Bir Katarın bile kendi topraklarının yüzölçümlerinin iki katı kadar Türkiye’den toprak sahibi olması, ne kadar misakı milliye bağlı kaldığımızı, kazanımlarımızın yabancı ellere acımadan, özelleştirme adı altında, devir edilerek, Milli ekonomiye ve Atatürk devrimlerine bağlı kaldığımızı,bu günkü yönetimin yanlış bir rotada ve yanlış bir politikayı sürdürdüğünü hepimizin malumudur. Milli Mücadele sırasında Hint Hilafet Komitesi, “Ankara ve İzmir Yardım Fonu” adlı iki ayrı fon kurup Hindistan'da Türkiye için yardım topladı. Gönüllüler seferber oldu. Hint Müslümanları bu iş için özel bir kostüm bile hazırladılar: Haki bir üniforma üzerine yeşil bir cübbe, başlarda önünde ay yıldızı olan Kuvayı Milliye kalpağı, kollarda ise yine ay yıldızlı pazıbentler vardı.

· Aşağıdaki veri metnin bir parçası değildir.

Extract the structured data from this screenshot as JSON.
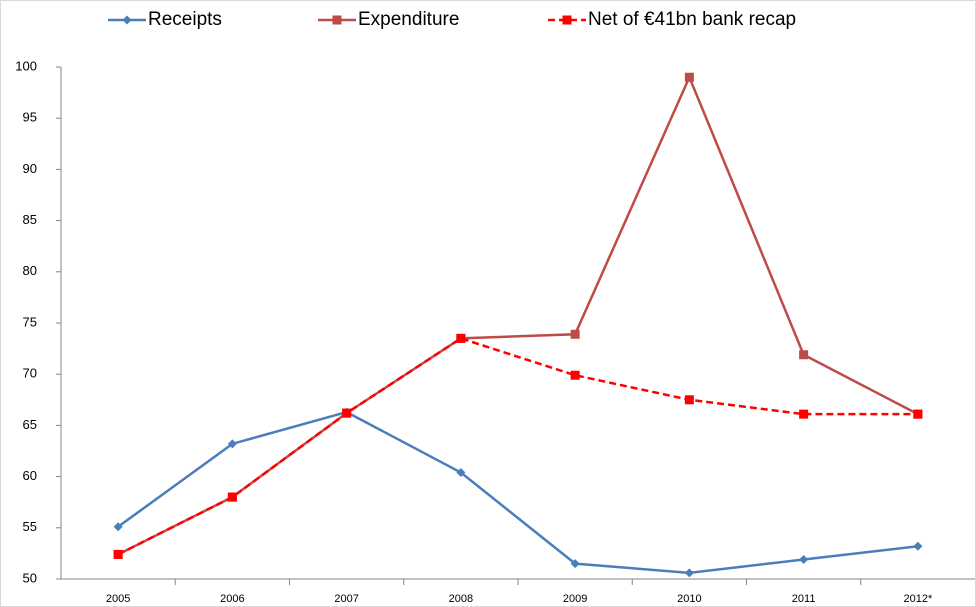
{
  "chart_data": {
    "type": "line",
    "categories": [
      "2005",
      "2006",
      "2007",
      "2008",
      "2009",
      "2010",
      "2011",
      "2012*"
    ],
    "series": [
      {
        "name": "Receipts",
        "color": "#4a7ebb",
        "marker": "diamond",
        "dashed": false,
        "values": [
          55.1,
          63.2,
          66.3,
          60.4,
          51.5,
          50.6,
          51.9,
          53.2
        ]
      },
      {
        "name": "Expenditure",
        "color": "#be4b48",
        "marker": "square",
        "dashed": false,
        "values": [
          52.4,
          58.0,
          66.2,
          73.5,
          73.9,
          99.0,
          71.9,
          66.1
        ]
      },
      {
        "name": "Net of €41bn bank recap",
        "color": "#ff0000",
        "marker": "square",
        "dashed": true,
        "values": [
          52.4,
          58.0,
          66.2,
          73.5,
          69.9,
          67.5,
          66.1,
          66.1
        ]
      }
    ],
    "ylim": [
      50,
      100
    ],
    "yticks": [
      50,
      55,
      60,
      65,
      70,
      75,
      80,
      85,
      90,
      95,
      100
    ],
    "grid": false,
    "legend": "top"
  }
}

Hint Müslümanlarının fedakârlığı büyüktü: Öyle ki, Müslüman kadınlar takılarını, mücevherlerini, hatta gelinler çeyizlerini yardım fonuna bağışladılar. Gandi de bu yardım kampanyasına destek verdi. Ankara Yardım Fonu'na sadece Hint Müslümanları değil, Hindular da yardımda bulundu. Toplanan para, Türk Bağımsızlık Savaşı'nın önderi Atatürk'e gönderildi.
Değerli okuyucularımız, bugünkü cumhuriyetimizin kuruluş temelinde, hint müslümanlarının katkısının yanında, müslüman olmayan
hinduların katkısını da görüyoruz.Bu cumhuriyeti beraber kurduk. Fakat görüyoruz ki şimdi bu cumhuriyeti kanımız, ve canımızla aldığımız bu bu aziz vatanı, başkasına parselliyoruz. Hani bir ayeti celilede kendisine yardım edene Allah'ta yardım eder. Biz bu vatanın temeline kanımız ve canımızı verdik. Bu gün canımızdan can kopmaktadır.Vatan sevdası, menfaat ve rant sevdasını geçmedikçe, biz milli devlet olma kimliklerimizide kaybedeceğiz.